El Zagal de Zamayón

Por Saturnino Alonso Requejo

Saturnino Alonso Requejo
06/07/2022
 Actualizado a 06/07/2022
El Zagal de Zamayón
El Zagal de Zamayón
Se sabe que, cuando el Lazarillo de Tormes, hijo de Tomé González y de Antonia Pérez marchó de Salamanca, su madre le despidió, llorando, y le dijo estas palabras:

«Hijo: ya sé que no te veré más.
Procura ser bueno, y Dios te guíe. Criado te he y con buen amo te he puesto: válete por ti.»

Añadiré que, así como todo es toro, desde la punta hasta el rabo, todo es cierto en esta historia que paso a contarles.
Lo habían ‘ajustado’ por San Pedro, «lo comido por lo servido», como suele decirse, y, desde aquella fecha, no había vuelto a su pueblo para abrazar a los suyos, jugar a las escondiquiellas al anochecer y tirar piedras a los vencejos que hilvanaban con sus vuelos la torre de la iglesia parroquial. Pero aún guardaba en la memoria las palabras de despedida de su madre pobre, mientras le apretujaba contra su corazón, a la puerta de la corrala:
«¡Hijo, ya ves lo que hay en casa! Allí te criarán hasta que te hagas un hombre de provecho».
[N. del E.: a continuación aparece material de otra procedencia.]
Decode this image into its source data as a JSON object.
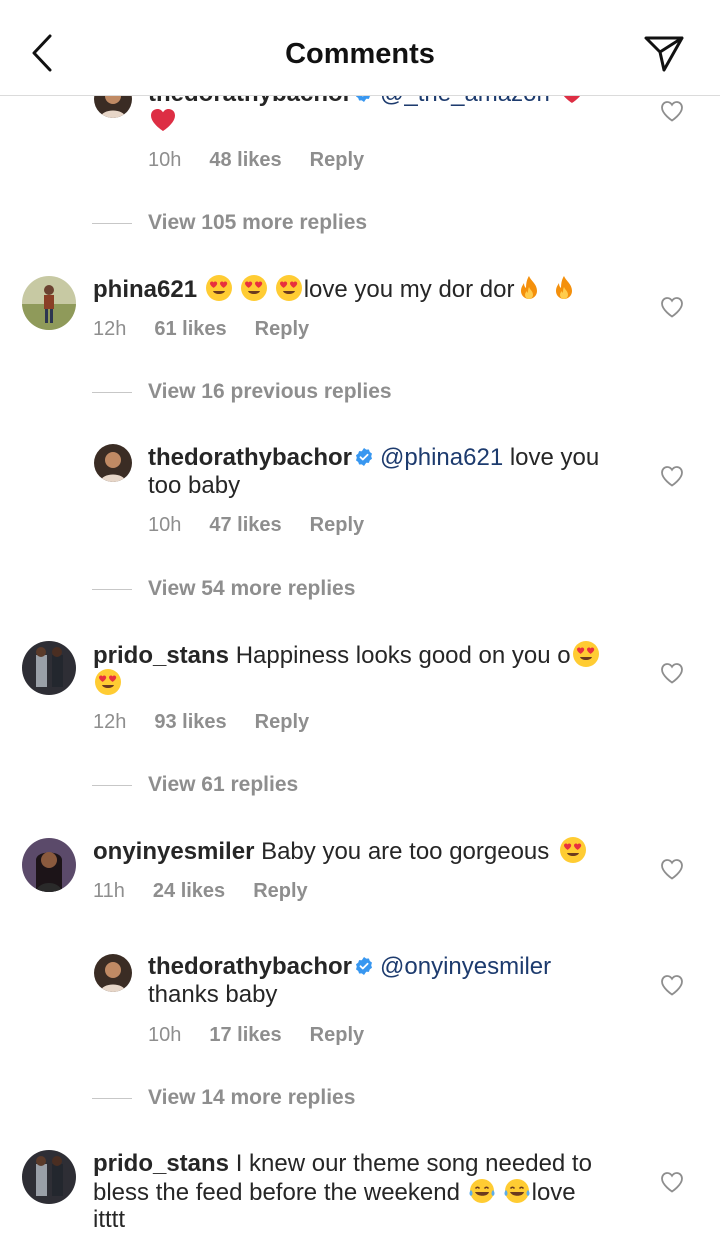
{
  "header": {
    "title": "Comments",
    "back_icon": "chevron-left-icon",
    "send_icon": "paper-plane-icon"
  },
  "comments": [
    {
      "kind": "reply",
      "username": "thedorathybachor",
      "verified": true,
      "mention": "@_the_amazon",
      "text": "",
      "time": "10h",
      "likes": "48 likes",
      "reply": "Reply",
      "emojis": [
        "red-heart"
      ],
      "partially_hidden": true
    },
    {
      "kind": "view",
      "label": "View 105 more replies"
    },
    {
      "kind": "comment",
      "username": "phina621",
      "text": "love you my dor dor",
      "time": "12h",
      "likes": "61 likes",
      "reply": "Reply",
      "emojis_before": [
        "heart-eyes",
        "heart-eyes",
        "heart-eyes"
      ],
      "emojis_after": [
        "fire",
        "fire"
      ]
    },
    {
      "kind": "view",
      "label": "View 16 previous replies"
    },
    {
      "kind": "reply",
      "username": "thedorathybachor",
      "verified": true,
      "mention": "@phina621",
      "text_line1": "love you",
      "text_line2": "too baby",
      "time": "10h",
      "likes": "47 likes",
      "reply": "Reply"
    },
    {
      "kind": "view",
      "label": "View 54 more replies"
    },
    {
      "kind": "comment",
      "username": "prido_stans",
      "text": "Happiness looks good on you o",
      "time": "12h",
      "likes": "93 likes",
      "reply": "Reply",
      "emojis_after": [
        "heart-eyes",
        "heart-eyes"
      ]
    },
    {
      "kind": "view",
      "label": "View 61 replies"
    },
    {
      "kind": "comment",
      "username": "onyinyesmiler",
      "text": "Baby you are too gorgeous",
      "time": "11h",
      "likes": "24 likes",
      "reply": "Reply",
      "emojis_after": [
        "heart-eyes"
      ]
    },
    {
      "kind": "reply",
      "username": "thedorathybachor",
      "verified": true,
      "mention": "@onyinyesmiler",
      "text": "thanks baby",
      "time": "10h",
      "likes": "17 likes",
      "reply": "Reply"
    },
    {
      "kind": "view",
      "label": "View 14 more replies"
    },
    {
      "kind": "comment",
      "username": "prido_stans",
      "text_line1": "I knew our theme song needed to",
      "text_line2": "bless the feed before the weekend",
      "text_after_emoji": "love",
      "text_line3": "itttt",
      "emojis_inline": [
        "tears-of-joy",
        "tears-of-joy"
      ]
    }
  ],
  "colors": {
    "text": "#262626",
    "meta": "#8e8e8e",
    "mention": "#1d3b6e",
    "verified": "#3897f0",
    "divider": "#dbdbdb"
  }
}
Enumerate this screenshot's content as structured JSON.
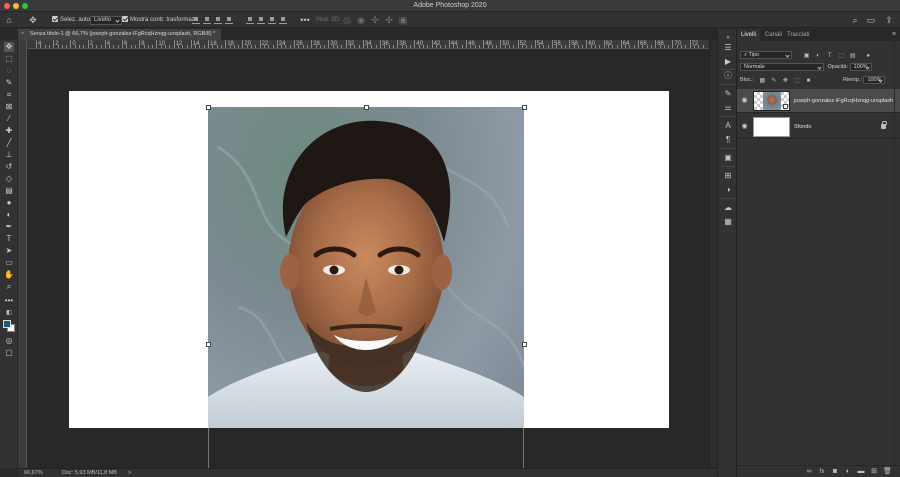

El niño Serafín Tomé tenía de aquella ocho años recién cumplidos. Que le habían tirado de las orejas el día veintisiete, festividad de San Cirilo de Alejandría. Y, por entonces, no abultaba más que un cordero recental o un celemín mismamente.

La devesa El Cañedo, cerca de Salamanca, era de la Condesa de Villalones. Y tenía casa propia para los guardeses, corralones para el ganado menudo, zahúrdas para las marranas de criar, gallinero para las pitas, palomar encalado y portalada con pesebrera para el burro terroso, el Terco, que servía para todo, y que espantaba las moscas azulonas y despuntaba los juncos por la ribera del Cañedo. Que el Terco era mandado como un catecúmeno y austero como un asceta del desierto.

La que verdaderamente mandaba en todo, y mucho, era la Colasa: aquella gobernanta, seca y retorcida como una jara, mal encarada como un pecado mortal, a la que temían hasta los mastines, pues les soltaba palabrotas y les tiraba pedradas con la zurda.

¿Y el marido...? Pues como si nada. Callado y sumiso como el Terco... Bastante tenía él con remendar los corrales, podar las encinas, acarrear la leña aguantar a aquella mujer que Dios le había impuesto como penitencia por sus pecados. Que le miraba con aquel ojo llorón como un llamargo, y le arrojaba improperios y escupitajos, sin ton ni son, mientras su hombre tragaba sin rechistar, las sopas de ajo, y liaba un cigarro de cuarterón que le hacía toser. Y, por la noche..., cuando a ella se le antojaba, que era casi nunca, a tono con la sequía del terreno.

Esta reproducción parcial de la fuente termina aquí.